Laut Bardeleben sind es mehr als 17 Millionen Deutsche und damit knapp ein Drittel aller Internetnutzer im Land, die mindestens einmal pro Monat auf Pinterest unterwegs sind – und das durchweg durch alle Altersklassen.

„Inspirationsreise“ – wie sich Pinterest von TikTok, Instagram und Co. abgrenzen will

Kein Wunder: Klickt man sich durch die 400 Milliarden Bilder, sogenannte Pins, sieht man lauter gemütlich eingerichtete Wohnzimmer mit schönen Holzböden und großen Bücherregalen, pastellfarbene Badezimmer mit spielerischen Lichtelementen sowie appetitlich angerichtete Frühstücksbowls in hippen Porzellanschalen auf beigen Leinenservietten.

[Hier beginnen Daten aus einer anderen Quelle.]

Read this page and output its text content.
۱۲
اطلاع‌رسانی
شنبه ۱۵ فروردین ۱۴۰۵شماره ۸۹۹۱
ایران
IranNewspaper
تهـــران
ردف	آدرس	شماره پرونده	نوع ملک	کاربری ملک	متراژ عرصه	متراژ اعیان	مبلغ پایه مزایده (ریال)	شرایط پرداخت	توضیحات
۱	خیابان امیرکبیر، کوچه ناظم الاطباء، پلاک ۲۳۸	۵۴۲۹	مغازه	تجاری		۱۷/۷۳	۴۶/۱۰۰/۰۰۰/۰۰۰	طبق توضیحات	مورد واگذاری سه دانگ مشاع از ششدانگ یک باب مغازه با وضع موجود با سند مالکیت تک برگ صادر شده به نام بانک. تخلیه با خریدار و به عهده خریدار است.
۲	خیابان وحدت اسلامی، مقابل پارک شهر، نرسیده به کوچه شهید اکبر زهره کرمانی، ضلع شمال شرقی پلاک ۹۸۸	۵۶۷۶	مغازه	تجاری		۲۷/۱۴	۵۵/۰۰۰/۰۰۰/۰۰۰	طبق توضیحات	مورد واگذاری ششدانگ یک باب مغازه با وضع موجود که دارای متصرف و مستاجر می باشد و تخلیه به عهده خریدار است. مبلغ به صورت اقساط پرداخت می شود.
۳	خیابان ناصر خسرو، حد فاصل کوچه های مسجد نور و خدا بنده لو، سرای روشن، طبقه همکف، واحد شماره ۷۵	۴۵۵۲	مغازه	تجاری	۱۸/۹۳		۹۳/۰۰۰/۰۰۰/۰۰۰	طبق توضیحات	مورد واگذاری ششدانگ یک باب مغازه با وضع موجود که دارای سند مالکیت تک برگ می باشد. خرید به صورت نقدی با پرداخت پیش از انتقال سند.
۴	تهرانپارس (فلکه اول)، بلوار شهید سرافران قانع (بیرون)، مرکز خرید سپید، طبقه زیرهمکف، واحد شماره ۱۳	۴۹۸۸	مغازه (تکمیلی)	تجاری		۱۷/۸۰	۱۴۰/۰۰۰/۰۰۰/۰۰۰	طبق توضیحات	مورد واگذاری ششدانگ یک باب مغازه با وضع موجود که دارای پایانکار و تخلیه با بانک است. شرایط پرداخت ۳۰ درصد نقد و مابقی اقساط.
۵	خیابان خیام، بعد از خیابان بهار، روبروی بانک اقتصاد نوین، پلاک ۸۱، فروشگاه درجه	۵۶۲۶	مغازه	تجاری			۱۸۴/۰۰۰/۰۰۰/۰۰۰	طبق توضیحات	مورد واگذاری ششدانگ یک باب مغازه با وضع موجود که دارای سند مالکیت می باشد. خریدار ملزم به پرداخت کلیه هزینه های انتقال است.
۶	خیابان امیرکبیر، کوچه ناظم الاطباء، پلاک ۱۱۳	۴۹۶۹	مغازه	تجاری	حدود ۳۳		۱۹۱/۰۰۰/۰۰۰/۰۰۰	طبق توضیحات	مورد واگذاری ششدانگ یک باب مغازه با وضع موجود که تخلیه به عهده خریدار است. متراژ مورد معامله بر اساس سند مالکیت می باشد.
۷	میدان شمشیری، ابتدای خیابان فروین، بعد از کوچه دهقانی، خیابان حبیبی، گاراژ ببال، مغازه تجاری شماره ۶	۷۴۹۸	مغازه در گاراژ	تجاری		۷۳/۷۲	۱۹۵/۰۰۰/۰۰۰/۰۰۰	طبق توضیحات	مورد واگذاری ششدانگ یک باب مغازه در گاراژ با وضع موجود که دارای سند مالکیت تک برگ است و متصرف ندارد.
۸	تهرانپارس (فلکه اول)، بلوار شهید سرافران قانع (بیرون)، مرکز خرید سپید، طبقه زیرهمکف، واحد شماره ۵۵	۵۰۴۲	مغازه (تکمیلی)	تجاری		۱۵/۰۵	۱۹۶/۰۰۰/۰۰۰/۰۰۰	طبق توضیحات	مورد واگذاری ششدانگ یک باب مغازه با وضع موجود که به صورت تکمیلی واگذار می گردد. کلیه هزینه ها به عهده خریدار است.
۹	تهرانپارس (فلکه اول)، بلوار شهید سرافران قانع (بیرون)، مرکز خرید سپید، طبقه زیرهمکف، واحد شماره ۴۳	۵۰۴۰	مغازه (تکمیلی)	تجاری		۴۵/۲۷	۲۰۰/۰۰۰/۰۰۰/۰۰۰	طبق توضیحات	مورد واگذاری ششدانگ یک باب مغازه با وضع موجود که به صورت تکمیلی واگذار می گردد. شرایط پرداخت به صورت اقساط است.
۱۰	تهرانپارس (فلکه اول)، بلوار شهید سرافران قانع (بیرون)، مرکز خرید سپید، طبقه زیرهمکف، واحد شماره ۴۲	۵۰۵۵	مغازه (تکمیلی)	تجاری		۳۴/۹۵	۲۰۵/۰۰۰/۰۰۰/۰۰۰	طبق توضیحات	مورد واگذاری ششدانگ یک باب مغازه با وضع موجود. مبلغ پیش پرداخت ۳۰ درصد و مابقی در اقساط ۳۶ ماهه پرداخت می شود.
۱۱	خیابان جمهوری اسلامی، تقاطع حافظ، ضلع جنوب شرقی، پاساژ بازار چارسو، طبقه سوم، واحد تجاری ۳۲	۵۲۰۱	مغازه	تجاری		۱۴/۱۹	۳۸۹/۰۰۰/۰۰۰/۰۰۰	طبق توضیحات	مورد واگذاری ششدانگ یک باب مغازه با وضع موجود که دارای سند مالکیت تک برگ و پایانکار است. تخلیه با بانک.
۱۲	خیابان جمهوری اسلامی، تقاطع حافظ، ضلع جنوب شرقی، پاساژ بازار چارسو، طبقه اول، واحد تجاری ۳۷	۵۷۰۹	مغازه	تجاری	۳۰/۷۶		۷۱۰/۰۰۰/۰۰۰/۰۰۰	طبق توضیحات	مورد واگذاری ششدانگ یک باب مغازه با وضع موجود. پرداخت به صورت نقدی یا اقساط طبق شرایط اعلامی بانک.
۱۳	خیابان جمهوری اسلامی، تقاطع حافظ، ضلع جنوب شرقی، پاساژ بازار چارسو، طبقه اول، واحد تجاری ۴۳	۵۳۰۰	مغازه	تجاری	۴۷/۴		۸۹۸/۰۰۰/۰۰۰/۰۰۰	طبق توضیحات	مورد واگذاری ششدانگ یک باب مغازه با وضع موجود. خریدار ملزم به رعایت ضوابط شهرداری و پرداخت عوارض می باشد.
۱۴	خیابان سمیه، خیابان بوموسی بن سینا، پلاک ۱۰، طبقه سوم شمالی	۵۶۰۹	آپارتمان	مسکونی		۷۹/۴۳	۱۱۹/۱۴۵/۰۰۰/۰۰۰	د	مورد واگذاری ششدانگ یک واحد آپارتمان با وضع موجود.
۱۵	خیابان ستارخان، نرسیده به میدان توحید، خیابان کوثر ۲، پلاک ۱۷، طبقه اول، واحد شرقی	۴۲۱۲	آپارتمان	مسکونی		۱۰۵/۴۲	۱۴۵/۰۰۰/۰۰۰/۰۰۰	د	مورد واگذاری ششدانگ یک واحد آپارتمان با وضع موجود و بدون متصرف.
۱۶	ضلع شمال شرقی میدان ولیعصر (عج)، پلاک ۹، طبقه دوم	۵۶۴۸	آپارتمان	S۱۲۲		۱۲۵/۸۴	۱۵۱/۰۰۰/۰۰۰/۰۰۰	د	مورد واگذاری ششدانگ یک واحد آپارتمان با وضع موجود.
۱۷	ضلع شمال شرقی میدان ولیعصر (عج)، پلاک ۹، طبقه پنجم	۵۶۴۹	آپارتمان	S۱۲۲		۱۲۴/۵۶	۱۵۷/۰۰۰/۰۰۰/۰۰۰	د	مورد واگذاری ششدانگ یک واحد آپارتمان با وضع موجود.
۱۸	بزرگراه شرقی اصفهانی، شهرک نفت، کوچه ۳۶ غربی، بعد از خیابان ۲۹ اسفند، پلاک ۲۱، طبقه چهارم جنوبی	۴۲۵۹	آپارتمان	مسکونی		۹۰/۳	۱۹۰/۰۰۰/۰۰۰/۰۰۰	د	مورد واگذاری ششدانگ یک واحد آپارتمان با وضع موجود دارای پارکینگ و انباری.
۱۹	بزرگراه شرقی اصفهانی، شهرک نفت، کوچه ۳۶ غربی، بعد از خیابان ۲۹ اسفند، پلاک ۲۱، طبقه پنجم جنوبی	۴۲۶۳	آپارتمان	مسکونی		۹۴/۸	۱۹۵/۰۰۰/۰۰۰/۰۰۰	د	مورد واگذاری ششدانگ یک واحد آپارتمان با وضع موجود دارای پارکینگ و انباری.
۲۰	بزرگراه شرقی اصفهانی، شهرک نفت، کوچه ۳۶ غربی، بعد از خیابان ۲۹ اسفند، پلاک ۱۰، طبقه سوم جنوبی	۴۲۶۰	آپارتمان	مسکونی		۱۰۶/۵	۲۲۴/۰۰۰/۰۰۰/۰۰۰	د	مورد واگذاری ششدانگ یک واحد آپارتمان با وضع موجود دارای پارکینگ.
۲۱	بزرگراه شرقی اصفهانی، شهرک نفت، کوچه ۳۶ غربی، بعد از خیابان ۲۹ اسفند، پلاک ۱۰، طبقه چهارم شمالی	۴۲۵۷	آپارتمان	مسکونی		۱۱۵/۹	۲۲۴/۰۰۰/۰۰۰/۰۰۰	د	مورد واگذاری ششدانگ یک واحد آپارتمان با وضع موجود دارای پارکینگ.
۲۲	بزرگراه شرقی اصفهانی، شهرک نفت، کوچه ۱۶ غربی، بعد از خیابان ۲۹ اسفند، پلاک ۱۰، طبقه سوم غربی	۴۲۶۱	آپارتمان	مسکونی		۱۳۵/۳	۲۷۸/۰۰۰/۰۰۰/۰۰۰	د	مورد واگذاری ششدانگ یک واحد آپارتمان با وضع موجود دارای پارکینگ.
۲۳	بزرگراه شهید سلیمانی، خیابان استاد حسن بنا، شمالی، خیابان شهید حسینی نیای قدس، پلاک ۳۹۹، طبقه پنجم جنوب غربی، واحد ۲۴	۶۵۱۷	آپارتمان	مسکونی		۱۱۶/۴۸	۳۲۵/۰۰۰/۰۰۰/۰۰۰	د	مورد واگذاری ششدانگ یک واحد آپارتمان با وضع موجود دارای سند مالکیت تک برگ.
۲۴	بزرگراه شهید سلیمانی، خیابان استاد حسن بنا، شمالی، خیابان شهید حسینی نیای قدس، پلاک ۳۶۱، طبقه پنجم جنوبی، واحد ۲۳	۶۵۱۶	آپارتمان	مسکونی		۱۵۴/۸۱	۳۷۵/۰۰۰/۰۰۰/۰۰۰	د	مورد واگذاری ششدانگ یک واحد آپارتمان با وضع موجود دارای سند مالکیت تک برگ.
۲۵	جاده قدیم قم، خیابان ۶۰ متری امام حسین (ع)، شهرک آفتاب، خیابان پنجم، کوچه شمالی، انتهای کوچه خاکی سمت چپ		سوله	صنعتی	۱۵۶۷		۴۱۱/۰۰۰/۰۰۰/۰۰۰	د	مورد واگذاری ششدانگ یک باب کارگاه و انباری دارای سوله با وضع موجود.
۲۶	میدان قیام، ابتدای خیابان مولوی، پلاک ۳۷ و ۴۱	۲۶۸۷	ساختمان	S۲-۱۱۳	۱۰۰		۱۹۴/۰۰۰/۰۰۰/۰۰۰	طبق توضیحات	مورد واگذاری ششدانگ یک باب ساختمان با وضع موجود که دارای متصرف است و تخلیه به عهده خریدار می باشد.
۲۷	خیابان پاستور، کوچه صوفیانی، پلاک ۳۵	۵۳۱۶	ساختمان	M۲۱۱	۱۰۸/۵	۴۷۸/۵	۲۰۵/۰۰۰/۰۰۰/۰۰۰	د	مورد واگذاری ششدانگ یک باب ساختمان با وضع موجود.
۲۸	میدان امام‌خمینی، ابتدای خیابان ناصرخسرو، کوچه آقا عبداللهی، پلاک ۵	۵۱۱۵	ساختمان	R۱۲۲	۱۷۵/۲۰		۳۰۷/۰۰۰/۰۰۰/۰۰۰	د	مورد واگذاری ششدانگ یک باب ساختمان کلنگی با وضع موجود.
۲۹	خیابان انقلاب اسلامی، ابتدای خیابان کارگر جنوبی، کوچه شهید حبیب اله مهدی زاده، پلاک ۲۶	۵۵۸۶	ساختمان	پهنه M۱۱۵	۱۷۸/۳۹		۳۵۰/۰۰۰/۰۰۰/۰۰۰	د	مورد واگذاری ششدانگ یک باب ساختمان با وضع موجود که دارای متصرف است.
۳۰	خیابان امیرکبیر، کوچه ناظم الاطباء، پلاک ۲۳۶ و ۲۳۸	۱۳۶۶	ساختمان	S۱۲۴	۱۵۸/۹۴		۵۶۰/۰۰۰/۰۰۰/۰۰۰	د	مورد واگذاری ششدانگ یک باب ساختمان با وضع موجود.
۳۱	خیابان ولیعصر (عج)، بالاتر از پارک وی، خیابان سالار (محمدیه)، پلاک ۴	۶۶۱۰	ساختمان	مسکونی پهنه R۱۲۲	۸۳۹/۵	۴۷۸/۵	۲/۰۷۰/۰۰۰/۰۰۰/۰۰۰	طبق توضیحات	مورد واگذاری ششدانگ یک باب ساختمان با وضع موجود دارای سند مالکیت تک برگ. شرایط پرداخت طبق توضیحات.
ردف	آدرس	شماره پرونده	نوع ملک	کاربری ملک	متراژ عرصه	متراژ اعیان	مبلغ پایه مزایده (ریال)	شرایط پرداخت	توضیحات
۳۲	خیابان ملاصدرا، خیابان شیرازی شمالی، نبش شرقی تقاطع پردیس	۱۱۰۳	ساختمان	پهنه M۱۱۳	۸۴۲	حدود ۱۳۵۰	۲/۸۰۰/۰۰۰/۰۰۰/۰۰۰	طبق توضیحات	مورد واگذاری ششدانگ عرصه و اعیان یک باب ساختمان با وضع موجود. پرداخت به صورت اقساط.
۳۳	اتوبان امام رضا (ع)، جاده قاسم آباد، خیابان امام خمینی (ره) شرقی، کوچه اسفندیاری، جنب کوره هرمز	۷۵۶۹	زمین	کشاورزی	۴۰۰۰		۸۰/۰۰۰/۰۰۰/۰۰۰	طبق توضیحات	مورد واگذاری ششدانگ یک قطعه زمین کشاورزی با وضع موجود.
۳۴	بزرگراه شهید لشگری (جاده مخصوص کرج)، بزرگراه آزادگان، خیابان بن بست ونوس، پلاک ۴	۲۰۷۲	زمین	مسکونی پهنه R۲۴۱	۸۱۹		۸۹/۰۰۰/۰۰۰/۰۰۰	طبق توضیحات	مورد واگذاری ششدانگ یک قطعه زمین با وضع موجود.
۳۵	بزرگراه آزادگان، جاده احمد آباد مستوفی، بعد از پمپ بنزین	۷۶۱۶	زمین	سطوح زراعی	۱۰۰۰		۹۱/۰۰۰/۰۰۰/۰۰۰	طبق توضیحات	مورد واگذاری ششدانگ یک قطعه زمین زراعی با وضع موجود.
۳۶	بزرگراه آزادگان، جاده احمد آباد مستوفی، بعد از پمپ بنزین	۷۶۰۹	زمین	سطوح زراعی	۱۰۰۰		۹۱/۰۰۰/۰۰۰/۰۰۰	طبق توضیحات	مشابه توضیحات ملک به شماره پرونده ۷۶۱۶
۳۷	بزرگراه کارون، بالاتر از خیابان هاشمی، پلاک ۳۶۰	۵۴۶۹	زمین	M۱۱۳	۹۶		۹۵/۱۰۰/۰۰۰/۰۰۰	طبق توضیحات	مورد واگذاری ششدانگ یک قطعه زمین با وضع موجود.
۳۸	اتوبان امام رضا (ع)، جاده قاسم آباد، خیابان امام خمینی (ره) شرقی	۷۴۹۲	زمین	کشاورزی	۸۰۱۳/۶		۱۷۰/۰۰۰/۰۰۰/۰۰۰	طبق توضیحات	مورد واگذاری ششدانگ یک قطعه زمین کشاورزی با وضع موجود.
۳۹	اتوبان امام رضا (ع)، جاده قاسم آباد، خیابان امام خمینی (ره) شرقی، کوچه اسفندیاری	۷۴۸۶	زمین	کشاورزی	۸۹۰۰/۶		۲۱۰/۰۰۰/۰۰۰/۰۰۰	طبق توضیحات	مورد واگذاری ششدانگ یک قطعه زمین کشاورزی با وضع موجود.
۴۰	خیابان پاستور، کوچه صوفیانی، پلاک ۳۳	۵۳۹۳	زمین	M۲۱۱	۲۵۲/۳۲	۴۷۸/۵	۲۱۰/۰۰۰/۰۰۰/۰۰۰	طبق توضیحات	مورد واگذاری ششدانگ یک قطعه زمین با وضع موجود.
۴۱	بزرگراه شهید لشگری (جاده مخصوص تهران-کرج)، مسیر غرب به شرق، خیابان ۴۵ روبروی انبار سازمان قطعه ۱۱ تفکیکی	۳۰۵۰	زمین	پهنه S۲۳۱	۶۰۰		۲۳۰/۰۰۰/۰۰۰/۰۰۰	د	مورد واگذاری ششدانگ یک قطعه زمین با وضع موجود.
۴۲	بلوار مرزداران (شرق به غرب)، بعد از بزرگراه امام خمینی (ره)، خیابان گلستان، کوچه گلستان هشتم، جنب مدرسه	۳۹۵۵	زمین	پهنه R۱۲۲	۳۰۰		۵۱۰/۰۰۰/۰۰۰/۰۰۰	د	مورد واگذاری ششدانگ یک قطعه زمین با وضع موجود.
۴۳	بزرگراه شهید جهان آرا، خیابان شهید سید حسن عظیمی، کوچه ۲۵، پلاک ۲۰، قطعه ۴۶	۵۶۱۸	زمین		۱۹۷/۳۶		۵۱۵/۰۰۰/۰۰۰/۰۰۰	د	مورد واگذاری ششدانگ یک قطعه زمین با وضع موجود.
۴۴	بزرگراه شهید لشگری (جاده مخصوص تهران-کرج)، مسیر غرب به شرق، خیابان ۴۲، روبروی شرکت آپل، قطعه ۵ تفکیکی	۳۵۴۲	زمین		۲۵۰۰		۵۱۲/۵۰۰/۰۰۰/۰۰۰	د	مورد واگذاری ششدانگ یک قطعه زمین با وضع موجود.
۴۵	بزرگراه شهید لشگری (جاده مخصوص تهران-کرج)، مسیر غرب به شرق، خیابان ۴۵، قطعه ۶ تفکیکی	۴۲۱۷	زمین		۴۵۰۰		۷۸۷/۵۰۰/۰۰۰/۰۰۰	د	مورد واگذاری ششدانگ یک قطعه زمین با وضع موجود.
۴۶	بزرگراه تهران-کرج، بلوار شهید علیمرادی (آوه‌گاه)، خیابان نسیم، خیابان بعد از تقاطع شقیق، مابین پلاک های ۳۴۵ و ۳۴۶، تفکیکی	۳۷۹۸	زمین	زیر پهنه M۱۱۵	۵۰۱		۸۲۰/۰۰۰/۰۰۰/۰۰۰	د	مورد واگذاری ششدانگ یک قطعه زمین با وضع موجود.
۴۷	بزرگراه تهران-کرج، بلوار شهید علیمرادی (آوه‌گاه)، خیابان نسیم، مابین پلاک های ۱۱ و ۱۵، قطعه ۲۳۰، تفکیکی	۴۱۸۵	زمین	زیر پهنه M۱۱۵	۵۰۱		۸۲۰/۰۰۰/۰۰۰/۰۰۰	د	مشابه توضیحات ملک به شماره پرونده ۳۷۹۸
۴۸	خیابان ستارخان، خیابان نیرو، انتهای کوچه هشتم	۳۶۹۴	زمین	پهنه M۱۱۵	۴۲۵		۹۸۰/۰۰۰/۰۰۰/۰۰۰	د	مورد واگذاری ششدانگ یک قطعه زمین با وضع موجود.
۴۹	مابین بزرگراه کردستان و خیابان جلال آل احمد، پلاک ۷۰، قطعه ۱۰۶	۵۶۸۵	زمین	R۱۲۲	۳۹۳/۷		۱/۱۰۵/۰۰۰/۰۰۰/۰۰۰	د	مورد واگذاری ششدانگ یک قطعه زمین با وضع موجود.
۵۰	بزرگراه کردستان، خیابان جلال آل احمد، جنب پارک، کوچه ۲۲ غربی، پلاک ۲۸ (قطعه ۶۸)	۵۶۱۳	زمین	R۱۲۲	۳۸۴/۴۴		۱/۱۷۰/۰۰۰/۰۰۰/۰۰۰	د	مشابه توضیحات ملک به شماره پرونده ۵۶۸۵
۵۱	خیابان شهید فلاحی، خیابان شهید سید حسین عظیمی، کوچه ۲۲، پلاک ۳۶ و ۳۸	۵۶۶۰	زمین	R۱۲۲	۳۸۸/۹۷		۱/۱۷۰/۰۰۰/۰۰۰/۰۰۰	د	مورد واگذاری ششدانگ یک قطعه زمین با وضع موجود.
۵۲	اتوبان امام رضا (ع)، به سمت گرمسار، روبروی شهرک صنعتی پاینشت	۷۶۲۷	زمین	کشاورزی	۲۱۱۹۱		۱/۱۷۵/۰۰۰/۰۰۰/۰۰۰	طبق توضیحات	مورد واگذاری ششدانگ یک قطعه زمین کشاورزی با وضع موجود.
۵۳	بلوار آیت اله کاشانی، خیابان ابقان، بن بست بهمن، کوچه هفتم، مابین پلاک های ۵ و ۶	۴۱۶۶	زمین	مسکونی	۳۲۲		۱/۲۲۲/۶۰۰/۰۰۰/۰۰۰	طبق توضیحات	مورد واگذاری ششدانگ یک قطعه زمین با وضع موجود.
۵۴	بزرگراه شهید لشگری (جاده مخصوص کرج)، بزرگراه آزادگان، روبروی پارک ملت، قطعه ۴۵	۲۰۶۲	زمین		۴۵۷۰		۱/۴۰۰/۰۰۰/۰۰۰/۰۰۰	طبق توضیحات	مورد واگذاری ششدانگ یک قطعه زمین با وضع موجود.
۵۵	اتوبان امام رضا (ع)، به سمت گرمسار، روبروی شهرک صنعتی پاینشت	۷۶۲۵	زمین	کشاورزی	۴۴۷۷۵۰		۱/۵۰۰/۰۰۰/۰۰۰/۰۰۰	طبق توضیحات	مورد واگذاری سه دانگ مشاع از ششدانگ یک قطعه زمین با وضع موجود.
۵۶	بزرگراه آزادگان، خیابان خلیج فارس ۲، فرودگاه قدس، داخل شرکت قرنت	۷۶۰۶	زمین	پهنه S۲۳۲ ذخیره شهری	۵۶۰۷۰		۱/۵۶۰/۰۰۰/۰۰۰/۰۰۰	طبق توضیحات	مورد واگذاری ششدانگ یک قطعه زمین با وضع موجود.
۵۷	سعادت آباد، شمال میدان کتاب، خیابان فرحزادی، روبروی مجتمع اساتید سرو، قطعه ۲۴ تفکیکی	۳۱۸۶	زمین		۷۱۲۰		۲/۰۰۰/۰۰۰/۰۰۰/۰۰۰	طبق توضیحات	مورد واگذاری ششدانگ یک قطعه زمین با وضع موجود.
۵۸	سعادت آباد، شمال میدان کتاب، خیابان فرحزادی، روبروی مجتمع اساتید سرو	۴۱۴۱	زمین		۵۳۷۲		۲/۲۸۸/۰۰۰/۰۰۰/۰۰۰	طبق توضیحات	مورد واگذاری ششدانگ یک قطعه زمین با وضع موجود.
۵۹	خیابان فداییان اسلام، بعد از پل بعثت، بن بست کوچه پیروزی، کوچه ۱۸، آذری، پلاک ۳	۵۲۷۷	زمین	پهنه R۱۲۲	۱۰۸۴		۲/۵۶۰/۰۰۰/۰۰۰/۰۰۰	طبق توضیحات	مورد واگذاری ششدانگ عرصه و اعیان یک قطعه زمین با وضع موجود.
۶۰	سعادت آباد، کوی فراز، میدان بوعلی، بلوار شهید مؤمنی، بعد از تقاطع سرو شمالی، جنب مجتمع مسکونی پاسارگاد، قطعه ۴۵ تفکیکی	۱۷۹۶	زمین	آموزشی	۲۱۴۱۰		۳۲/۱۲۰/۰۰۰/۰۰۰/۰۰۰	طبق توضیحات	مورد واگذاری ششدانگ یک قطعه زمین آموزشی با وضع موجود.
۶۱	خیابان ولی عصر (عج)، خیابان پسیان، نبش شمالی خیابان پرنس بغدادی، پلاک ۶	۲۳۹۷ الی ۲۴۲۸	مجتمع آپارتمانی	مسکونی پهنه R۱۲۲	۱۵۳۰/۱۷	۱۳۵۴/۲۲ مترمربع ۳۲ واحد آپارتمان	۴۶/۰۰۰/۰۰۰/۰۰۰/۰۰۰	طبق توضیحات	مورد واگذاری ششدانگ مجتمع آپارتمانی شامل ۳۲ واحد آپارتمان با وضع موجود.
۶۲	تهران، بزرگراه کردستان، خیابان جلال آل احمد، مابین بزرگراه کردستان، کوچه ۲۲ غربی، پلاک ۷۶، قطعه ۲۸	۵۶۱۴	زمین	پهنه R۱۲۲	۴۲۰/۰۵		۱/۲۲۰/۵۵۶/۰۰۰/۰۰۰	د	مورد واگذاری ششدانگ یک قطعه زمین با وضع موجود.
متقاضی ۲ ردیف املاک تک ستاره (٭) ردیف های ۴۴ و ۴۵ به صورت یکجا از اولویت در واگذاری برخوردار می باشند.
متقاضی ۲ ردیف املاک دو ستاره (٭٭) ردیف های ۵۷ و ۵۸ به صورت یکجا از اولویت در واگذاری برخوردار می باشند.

„Unser Ziel ist es, dass sich die Menschen, nachdem sie auf unserer Plattform waren, besser fühlen als vorher“, sagt Bardeleben, der während des Gesprächs mit dem Abendblatt im Pinterest-Büro am Axel-Springer-Platz in der Hamburger Neustadt sitzt. Rund 20 Mitarbeiter beschäftigt Pinterest hier.

Social Media: TikTok-Rivale Pinterest will „Online-Oase“ sein

Doch wie genau stellt Pinterest das an? Insbesondere in Zeiten von Social-Media-Plattformen wie Instagram oder TikTok, die sich wie Pinterest über Werbung finanzieren und Nutzerinnen und Nutzer ebenfalls mithilfe von Bildern oder Videos auf ihre Plattform locken?

Die Online-Plattform, deren Name sich aus den englischen Wörtern „Pin“ (anheften) und „interest“ (Interesse) zusammensetzt, gibt es bereits seit 2010. Die beiden Unternehmer Ben Silbermann und Evan Sharp gründeten das Unternehmen in den USA.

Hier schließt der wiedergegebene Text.